II. Here, brethren, is a brief history of the baptism of our Lord Jesus Christ. How much is edifying and instructive in it!

a) Our Lord Jesus Christ, according to tradition, from His youth until His baptism, was engaged in woodworking with Joseph, His supposed father, or more accurately, tutor, and thus acquired food for Himself by the labor of His hands. Who, after this, should not be ashamed and tormented by his conscience, living at the expense of others, indulging in laziness and vices, or considering simple and so-called menial labor humiliating for himself?

b) Furthermore, the Lord Jesus Christ spends most of His earthly life in obscurity, engaged in the most ordinary everyday affairs. Who after this can grumble about the smallness of his lot, complain about his fate? Who is not ashamed, recognizing in himself some abilities, to complain that he cannot reveal all his good aspirations? The Lord Jesus Christ by His example taught us to submit to the guidance of God's Providence.

c) Being holy and sinless, He was nevertheless baptized in order to show the need of baptism. Having established the Mystery of Baptism and sanctified it by His own example, He thereby opened for us the door to the heavenly kingdom and eternal blessedness, for baptism, in the words of Saint Cyril of Jerusalem, “is the death of sin, the rebirth of the soul, a garment of light, a chariot to heaven, the delight of Paradise, a welcome into the kingdom, the gift of adoption” (Instruction, Ch. 16). And indeed, by our baptism the heavens, which until then had been completely closed to us, are opened, and the Holy Spirit, although not in the form of a dove, but invisibly, nevertheless descended upon us; and although the voice of the heavenly Father was not heard from heaven, nevertheless, from the time of our baptism, our Heavenly Father prepared us for Himself, and we, from children of wrath, became children of God (Eph. 5:8).

d) Finally, by celebrating the feast of the Baptism of the Lord, the Holy Church first of all affirms our faith in the highest and incomprehensible dogma of the Holy Trinity, clearly revealed only in the New Testament, and by this indicates to us that in the matter of our salvation all persons of the Holy Trinity have taken and continue to take the most lively and active part.

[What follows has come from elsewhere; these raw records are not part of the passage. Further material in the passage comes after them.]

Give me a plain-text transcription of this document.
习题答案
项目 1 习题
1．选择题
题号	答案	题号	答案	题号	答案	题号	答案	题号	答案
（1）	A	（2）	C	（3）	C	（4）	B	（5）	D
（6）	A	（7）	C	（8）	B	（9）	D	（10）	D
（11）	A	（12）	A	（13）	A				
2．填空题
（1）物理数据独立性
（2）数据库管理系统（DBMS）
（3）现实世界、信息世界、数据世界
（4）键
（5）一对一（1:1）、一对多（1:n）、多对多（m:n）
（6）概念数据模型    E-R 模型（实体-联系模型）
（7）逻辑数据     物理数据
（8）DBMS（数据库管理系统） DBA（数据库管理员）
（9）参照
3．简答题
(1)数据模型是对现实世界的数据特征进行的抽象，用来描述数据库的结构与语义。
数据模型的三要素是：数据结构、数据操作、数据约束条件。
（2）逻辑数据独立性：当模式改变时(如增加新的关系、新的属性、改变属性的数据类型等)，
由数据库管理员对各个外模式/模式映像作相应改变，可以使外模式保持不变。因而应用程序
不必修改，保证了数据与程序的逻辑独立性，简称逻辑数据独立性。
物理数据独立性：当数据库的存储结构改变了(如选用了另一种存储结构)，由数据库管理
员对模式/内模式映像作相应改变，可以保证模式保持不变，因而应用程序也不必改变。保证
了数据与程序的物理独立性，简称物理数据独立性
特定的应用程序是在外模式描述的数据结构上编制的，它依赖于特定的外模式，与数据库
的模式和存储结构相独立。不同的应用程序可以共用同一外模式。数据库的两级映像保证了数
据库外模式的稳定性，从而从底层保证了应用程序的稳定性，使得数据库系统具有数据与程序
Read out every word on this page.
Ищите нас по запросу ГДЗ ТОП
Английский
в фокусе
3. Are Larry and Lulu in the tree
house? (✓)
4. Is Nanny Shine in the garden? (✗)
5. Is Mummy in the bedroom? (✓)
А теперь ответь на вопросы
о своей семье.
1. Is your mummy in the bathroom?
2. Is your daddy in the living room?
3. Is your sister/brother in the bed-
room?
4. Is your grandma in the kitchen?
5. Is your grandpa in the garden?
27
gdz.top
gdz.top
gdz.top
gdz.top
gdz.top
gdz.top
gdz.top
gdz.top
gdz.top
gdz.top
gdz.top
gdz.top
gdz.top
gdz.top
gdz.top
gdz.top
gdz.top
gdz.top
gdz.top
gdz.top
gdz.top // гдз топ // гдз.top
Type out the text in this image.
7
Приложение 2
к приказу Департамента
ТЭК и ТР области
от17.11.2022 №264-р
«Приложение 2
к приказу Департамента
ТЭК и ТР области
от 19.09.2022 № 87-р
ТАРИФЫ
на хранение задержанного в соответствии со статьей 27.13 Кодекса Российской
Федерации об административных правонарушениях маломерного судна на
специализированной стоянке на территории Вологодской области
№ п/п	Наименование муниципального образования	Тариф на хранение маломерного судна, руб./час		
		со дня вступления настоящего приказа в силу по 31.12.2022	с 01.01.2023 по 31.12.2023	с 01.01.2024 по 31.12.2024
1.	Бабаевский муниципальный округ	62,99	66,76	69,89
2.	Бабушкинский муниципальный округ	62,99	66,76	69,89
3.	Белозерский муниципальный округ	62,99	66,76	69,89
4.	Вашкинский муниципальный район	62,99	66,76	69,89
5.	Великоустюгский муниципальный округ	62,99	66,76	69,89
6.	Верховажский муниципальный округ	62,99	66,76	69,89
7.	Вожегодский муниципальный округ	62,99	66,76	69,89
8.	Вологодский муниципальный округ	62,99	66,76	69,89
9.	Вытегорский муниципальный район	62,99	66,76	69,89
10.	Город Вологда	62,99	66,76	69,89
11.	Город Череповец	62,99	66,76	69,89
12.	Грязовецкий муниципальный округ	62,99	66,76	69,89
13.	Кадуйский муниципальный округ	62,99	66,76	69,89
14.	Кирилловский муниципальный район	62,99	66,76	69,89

III. You see, brethren, how much that is edifying and comforting the Holy Church teaches us in the event we celebrate! We are a creature that has offended and continues to offend its Creator and Lord with grave sins, a creature that deserves nothing but punishment, and yet we are given grace in baptism that cleanses us from the filth of sin, frees us from responsibility for them and adopts us as sons of the Heavenly Father. Having received baptism, we were reborn by water and the Spirit and became sons and heirs of the Kingdom of God. But, brethren, in order to be fully sons and heirs of the Kingdom of God, we must not only receive Holy Baptism, be born of water and the Spirit, but also be clothed, according to the word of the Apostle, in Christ, that is, live the life of Christ.